Foto © FRANZ KONRAD/PRESSEDIENST BFVRASchaden in Millionenhöhe ist zu befürchten
In den Morgenstunden dürfte Treibgut im Hochwasser des Flusses das Beischiff getroffen und ein Leck geschlagen haben. Innerhalb von nur 20 Minuten ging es unter und zog das Hauptschiff in Schieflage, sodass dieses ebenfalls bis zum Dach unter Wasser stand, berichtete Paul Maier von der Freiwilligen Feuerwehr Mureck im Gespräch mit der APA. Schon 2002 und zweimal im Jahr 2006 war die Touristenattraktion in der Südsteiermark gesunken.

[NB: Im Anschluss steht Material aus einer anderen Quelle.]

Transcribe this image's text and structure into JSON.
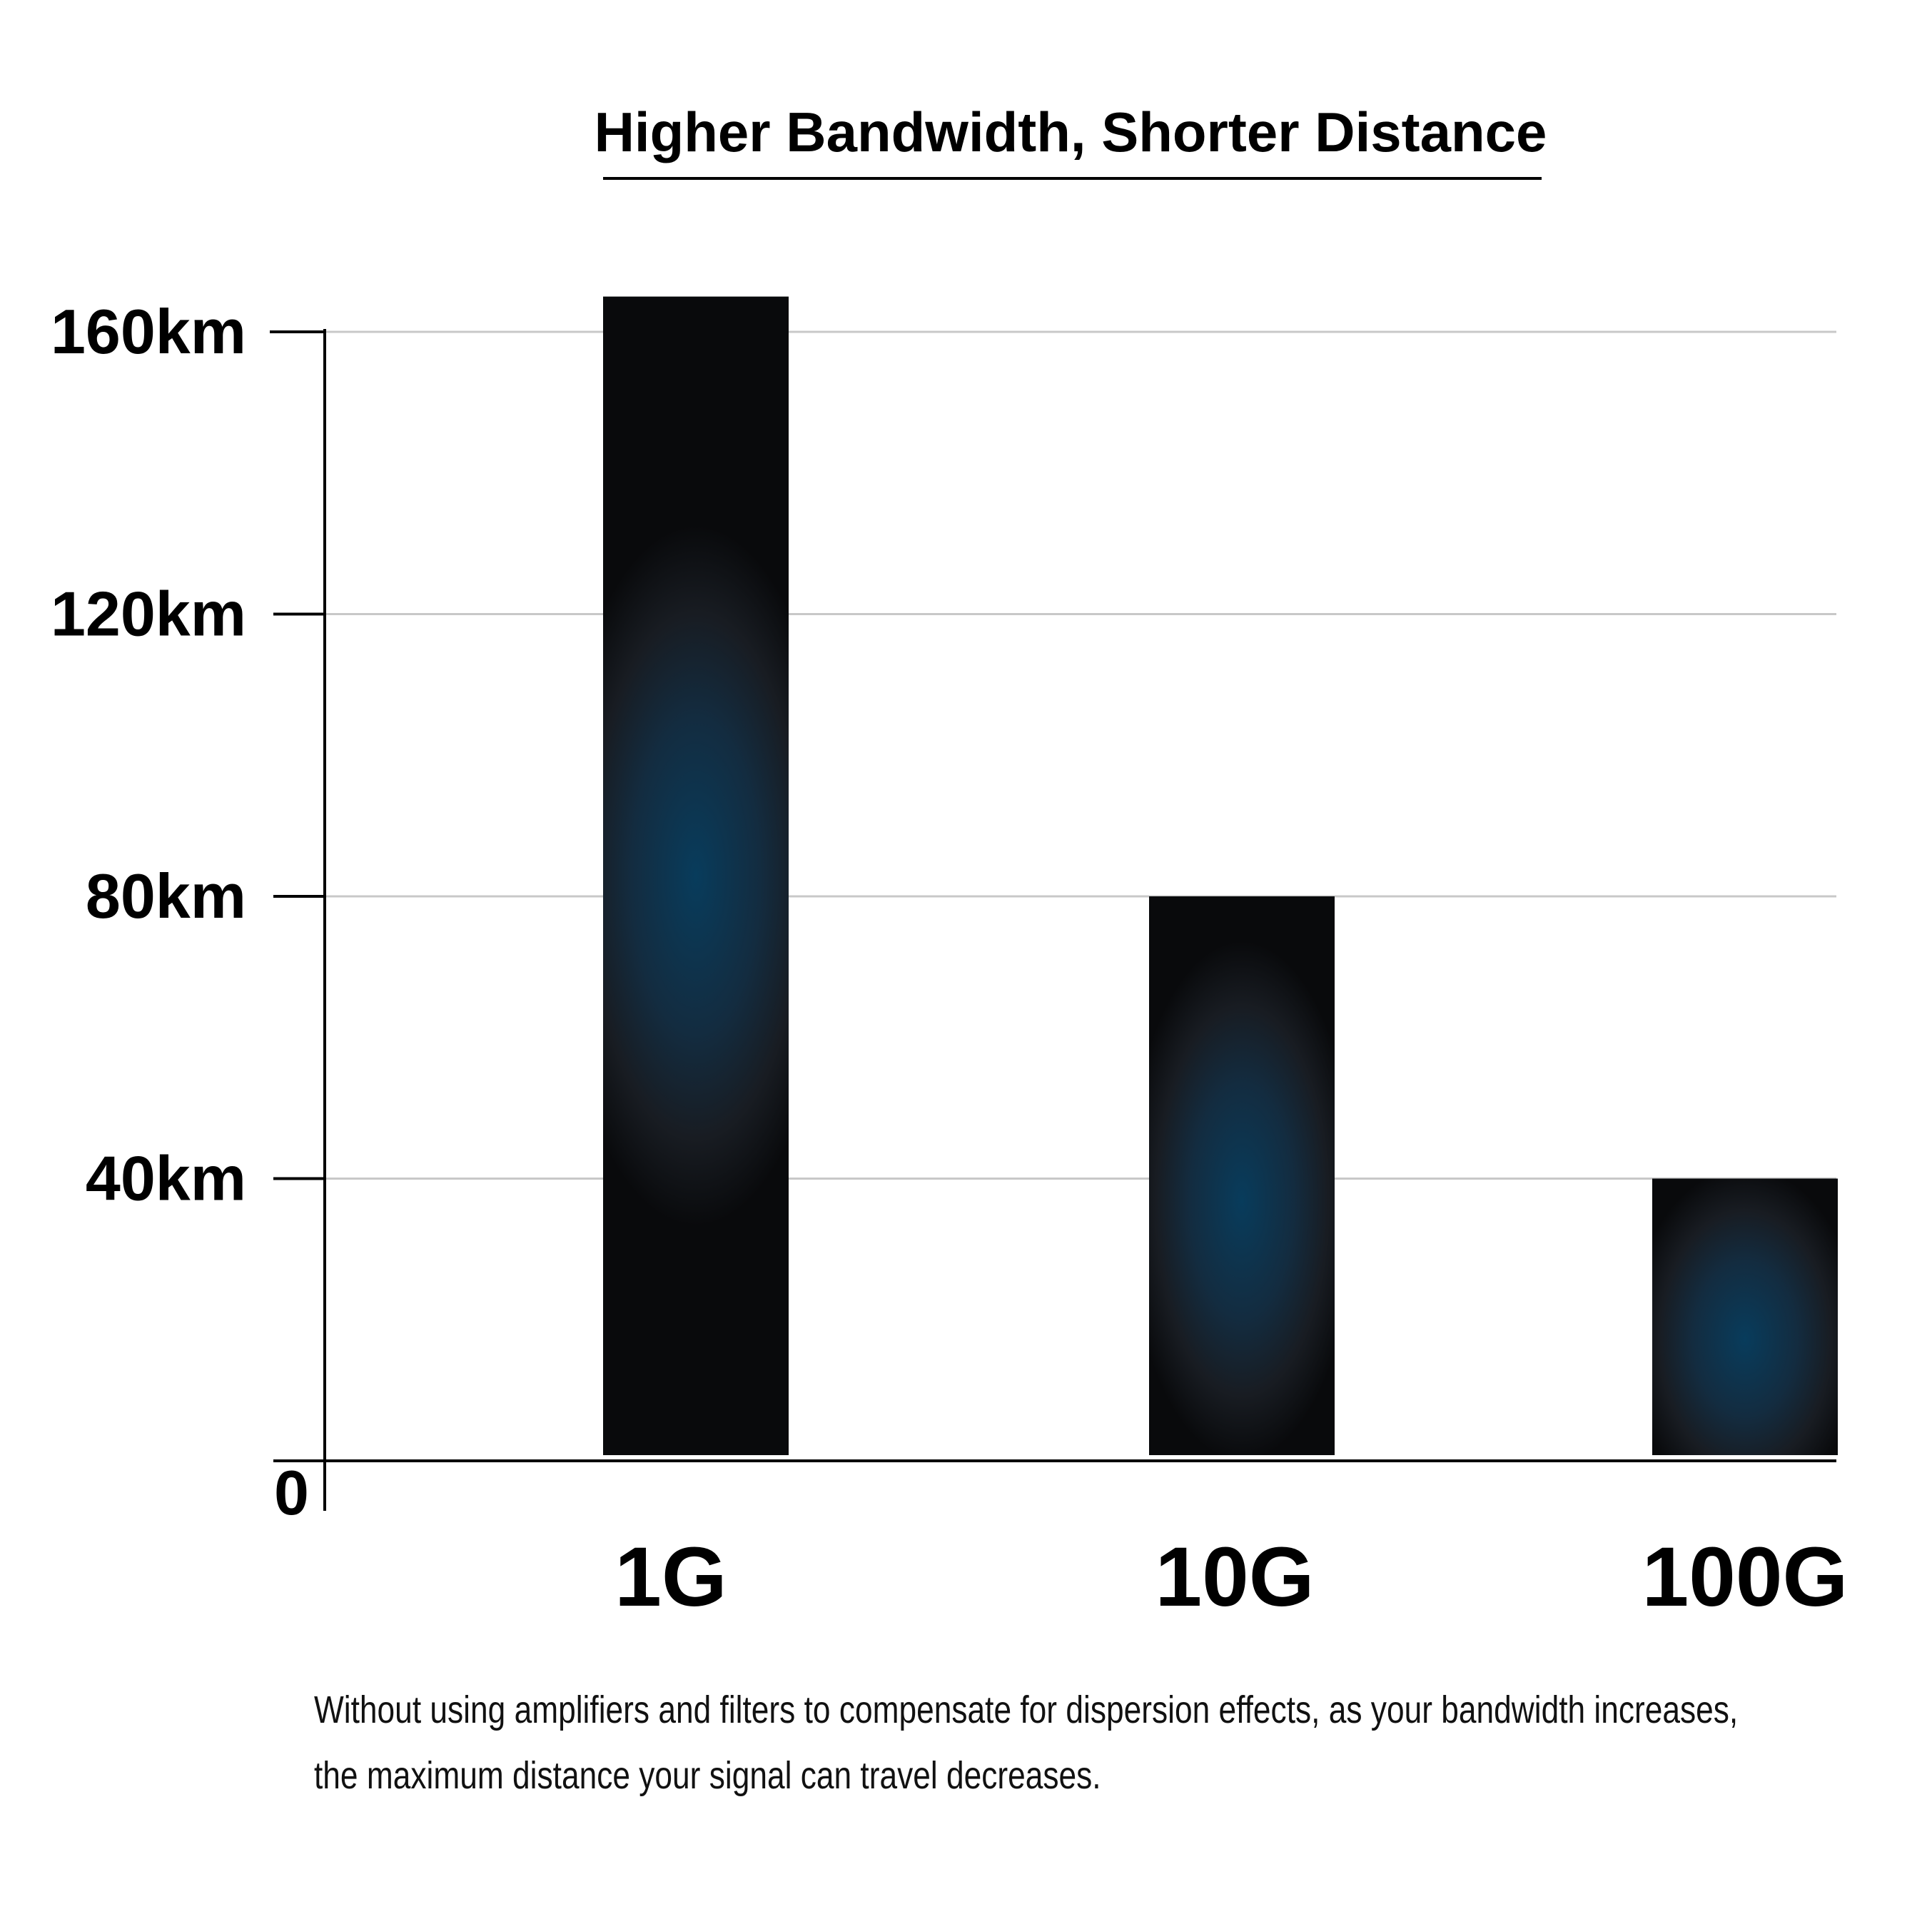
{
  "chart_data": {
    "type": "bar",
    "title": "Higher Bandwidth, Shorter Distance",
    "categories": [
      "1G",
      "10G",
      "100G"
    ],
    "values": [
      165,
      80,
      40
    ],
    "ylim": [
      0,
      160
    ],
    "yticks": [
      0,
      40,
      80,
      120,
      160
    ],
    "ytick_labels": [
      "0",
      "40km",
      "80km",
      "120km",
      "160km"
    ],
    "xlabel": "",
    "ylabel": "",
    "grid": true,
    "legend": "none",
    "colors": {
      "bar_dark": "#090a0c",
      "bar_glow": "#083c5c",
      "grid": "#c8c8c8",
      "axis": "#000000"
    }
  },
  "caption": {
    "line1": "Without using amplifiers and filters to compensate for dispersion effects, as your bandwidth increases,",
    "line2": "the maximum distance your signal can travel decreases."
  }
}
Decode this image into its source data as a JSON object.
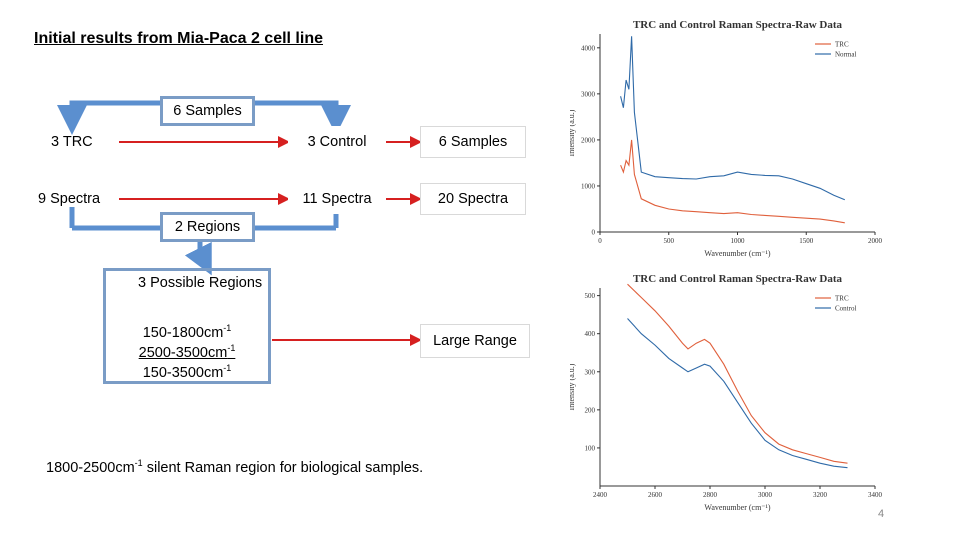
{
  "title": "Initial results from Mia-Paca 2 cell line",
  "diagram": {
    "top_samples": "6 Samples",
    "trc": "3 TRC",
    "control": "3 Control",
    "samples_total": "6 Samples",
    "spectra_left": "9 Spectra",
    "spectra_mid": "11 Spectra",
    "spectra_total": "20 Spectra",
    "regions": "2 Regions",
    "possible_regions": "3 Possible Regions",
    "range1": "150-1800cm",
    "range2": "2500-3500cm",
    "range3": "150-3500cm",
    "superscript": "-1",
    "large_range": "Large Range"
  },
  "note": {
    "before": "1800-2500cm",
    "sup": "-1",
    "after": " silent Raman region for biological samples."
  },
  "page_number": "4",
  "colors": {
    "box_border": "#7a9cc6",
    "arrow_blue": "#5b8fcf",
    "arrow_red": "#d62020",
    "trc_line": "#e0603c",
    "normal_line": "#2f6aa8"
  },
  "chart_data": [
    {
      "type": "line",
      "title": "TRC and Control Raman Spectra-Raw Data",
      "xlabel": "Wavenumber (cm⁻¹)",
      "ylabel": "Intensity (a.u.)",
      "xlim": [
        0,
        2000
      ],
      "ylim": [
        0,
        4300
      ],
      "xticks": [
        0,
        500,
        1000,
        1500,
        2000
      ],
      "yticks": [
        0,
        1000,
        2000,
        3000,
        4000
      ],
      "legend_position": "top-right",
      "series": [
        {
          "name": "TRC",
          "color": "#e0603c",
          "x": [
            150,
            170,
            190,
            210,
            230,
            250,
            300,
            400,
            500,
            600,
            700,
            800,
            900,
            1000,
            1100,
            1200,
            1300,
            1400,
            1500,
            1600,
            1700,
            1780
          ],
          "y": [
            1450,
            1300,
            1550,
            1450,
            2000,
            1250,
            720,
            580,
            500,
            460,
            440,
            420,
            400,
            420,
            380,
            360,
            340,
            320,
            300,
            280,
            240,
            200
          ]
        },
        {
          "name": "Normal",
          "color": "#2f6aa8",
          "x": [
            150,
            170,
            190,
            210,
            230,
            250,
            300,
            400,
            500,
            600,
            700,
            800,
            900,
            1000,
            1100,
            1200,
            1300,
            1400,
            1500,
            1600,
            1700,
            1780
          ],
          "y": [
            2950,
            2700,
            3300,
            3100,
            4250,
            2600,
            1300,
            1200,
            1180,
            1160,
            1150,
            1200,
            1220,
            1300,
            1250,
            1230,
            1220,
            1150,
            1050,
            950,
            800,
            700
          ]
        }
      ]
    },
    {
      "type": "line",
      "title": "TRC and Control Raman Spectra-Raw Data",
      "xlabel": "Wavenumber (cm⁻¹)",
      "ylabel": "Intensity (a.u.)",
      "xlim": [
        2400,
        3400
      ],
      "ylim": [
        0,
        520
      ],
      "xticks": [
        2400,
        2600,
        2800,
        3000,
        3200,
        3400
      ],
      "yticks": [
        100,
        200,
        300,
        400,
        500
      ],
      "legend_position": "top-right",
      "series": [
        {
          "name": "TRC",
          "color": "#e0603c",
          "x": [
            2500,
            2550,
            2600,
            2650,
            2700,
            2720,
            2750,
            2780,
            2800,
            2850,
            2900,
            2950,
            3000,
            3050,
            3100,
            3150,
            3200,
            3250,
            3300
          ],
          "y": [
            530,
            495,
            460,
            420,
            375,
            360,
            375,
            385,
            375,
            320,
            250,
            185,
            140,
            110,
            95,
            85,
            75,
            65,
            60
          ]
        },
        {
          "name": "Control",
          "color": "#2f6aa8",
          "x": [
            2500,
            2550,
            2600,
            2650,
            2700,
            2720,
            2750,
            2780,
            2800,
            2850,
            2900,
            2950,
            3000,
            3050,
            3100,
            3150,
            3200,
            3250,
            3300
          ],
          "y": [
            440,
            400,
            370,
            335,
            310,
            300,
            310,
            320,
            315,
            275,
            220,
            165,
            120,
            95,
            80,
            70,
            60,
            52,
            48
          ]
        }
      ]
    }
  ]
}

Die Feuerwehr sei laut Maier am Vormittag alarmiert worden, als bereits 30 Zentimeter Wasser im Beischiff standen. Als die Helfer eintrafen, war die Mühle nicht mehr zu retten. "Es war zu gefährlich sie überhaupt noch zu betreten", erklärte der Feuerwehrmann. Weggeschwemmt kann das Gebäude zwar nicht werden, da es mit Stahlseilen gesichert ist, doch Schaden in Millionenhöhe sei zu befürchten.
Die 1997 vom Stapel gelaufene Schiffsmühle - ein originalgetreuer Nachbau eines bis 1945 an der unteren Mur weit verbreitet Mühlentypus - hatte Biogetreide vermahlen. Sie war im August 2002 schon einmal von einem Baumstamm getroffen worden und ist danach gesunken. Im Jänner 2006 waren Planken gebrochen und im April 2006 dürfte ebenfalls Treibgut einen Wasserstau verursacht haben. Damals versank die Mühle zum dritten Mal. Sie wurde bisher immer wieder neu aufgebaut.